O objetivo do foro privilegiado é proteger o exercício da função de autoridades que exerçam cargos de alta relevância, como o presidente da república, governadores, parlamentares e ministros. Todavia, juristas e instituições têm se posicionado contra esse privilégio, pois ele tem servido de subterfúgio para práticas ilícitas e provocando morosidade do Poder Judiciário.
As autoridades que possuem esse privilégio são julgadas apenas por tribunais superiores ou pelo STF (Supremo Tribunal Federal). Visto que muitos têm essa prerrogativa, o STF, por exemplo, está sobrecarregado. Segundo a AMB (associação de Magistrados Brasileiros), a Suprema Corte demora em média 1396 dias para julgar um crime.
Na visão do finado ex-ministro do STF Teori Zavaski, o direito ao foro deve ser mitigado, mas não eliminado. De acordo com esse pensamento, a Proposta de Emenda à Constituição( PEC 10/2013) foi aprovada em segundo turno pelo Senado Federal. Ela tem o objetivo de limitar esse privilégio apenas aos presidentes dos três poderes.
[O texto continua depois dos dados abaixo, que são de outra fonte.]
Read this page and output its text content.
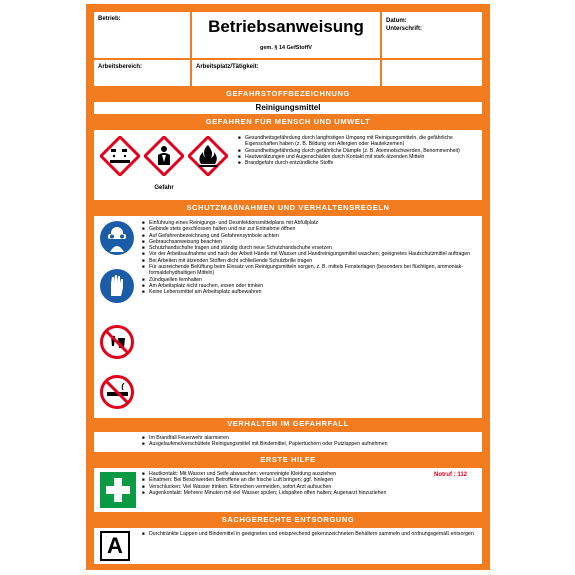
Betrieb:	Betriebsanweisung
gem. § 14 GefStoffV
Datum:
Unterschrift:
Arbeitsbereich:	Arbeitsplatz/Tätigkeit:
GEFAHRSTOFFBEZEICHNUNG
Reinigungsmittel
GEFAHREN FÜR MENSCH UND UMWELT
Gefahr
■ Gesundheitsgefährdung durch langfristigen Umgang mit Reinigungsmitteln, die gefährliche Eigenschaften haben (z. B. Bildung von Allergien oder Hautekzemen)
■ Gesundheitsgefährdung durch gefährliche Dämpfe (z. B. Atemnotschwerden, Benommenheit)
■ Hautverätzungen und Augenschäden durch Kontakt mit stark ätzenden Mitteln
■ Brandgefahr durch entzündliche Stoffe
SCHUTZMAßNAHMEN UND VERHALTENSREGELN
■ Einführung eines Reinigungs- und Desinfektionsmittelplans mit Abfüllplatz
■ Gebinde stets geschlossen halten und nur zur Entnahme öffnen
■ Auf Gefahrenbezeichnung und Gefahrensymbole achten
■ Gebrauchsanweisung beachten
■ Schutzhandschuhe tragen und ständig durch neue Schutzhandschuhe ersetzen
■ Vor der Arbeitsaufnahme und nach der Arbeit Hände mit Wasser und Handreinigungsmittel waschen; geeignetes Hautschutzmittel auftragen
■ Bei Arbeiten mit ätzenden Stoffen dicht schließende Schutzbrille tragen
■ Für ausreichende Belüftung beim Einsatz von Reinigungsmitteln sorgen, z. B. mittels Fensterlagen (besonders bei flüchtigen, ammoniak- formaldehydhaltigen Mitteln)
■ Zündquellen fernhalten
■ Am Arbeitsplatz nicht rauchen, essen oder trinken
■ Keine Lebensmittel am Arbeitsplatz aufbewahren
VERHALTEN IM GEFAHRFALL
■ Im Brandfall Feuerwehr alarmieren
■ Ausgelaufene/verschüttete Reinigungsmittel mit Bindemittel, Papiertüchern oder Putzlappen aufnehmen
ERSTE HILFE
■ Hautkontakt: Mit Wasser und Seife abwaschen; verunreinigte Kleidung ausziehen
■ Einatmen: Bei Beschwerden Betroffene an die frische Luft bringen; ggf. hinlegen
■ Verschlucken: Viel Wasser trinken. Erbrechen vermeiden, sofort Arzt aufsuchen
■ Augenkontakt: Mehrere Minuten mit viel Wasser spülen; Lidspalten offen halten; Augenarzt hinzuziehen
Notruf : 112
SACHGERECHTE ENTSORGUNG
A
■	Durchtränkte Lappen und Bindemittel in geeigneten und entsprechend gekennzeichneten Behältern sammeln und ordnungsgemäß entsorgen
Entretanto, limitar o foro não é suficiente para acabar com a impunidade, é necessário que seja previsto a prisão a partir da segunda instância. Se isso não for previsto, o julgamento irá demorar ainda mais e haverá maior possibilidade de se impetrar recursos em liberdade.
É necessário, portanto, que o Congresso Nacional aprove a PEC 10/2013, a qual reduz o foro apenas a algumas autoridades. Além disso, é preciso que haja uma emenda na PEC, que preveja a prisão a partir da segunda instância. Com isso, os tribunais não ficarão sobrecarregados e diminuirá a sensação de impunidade.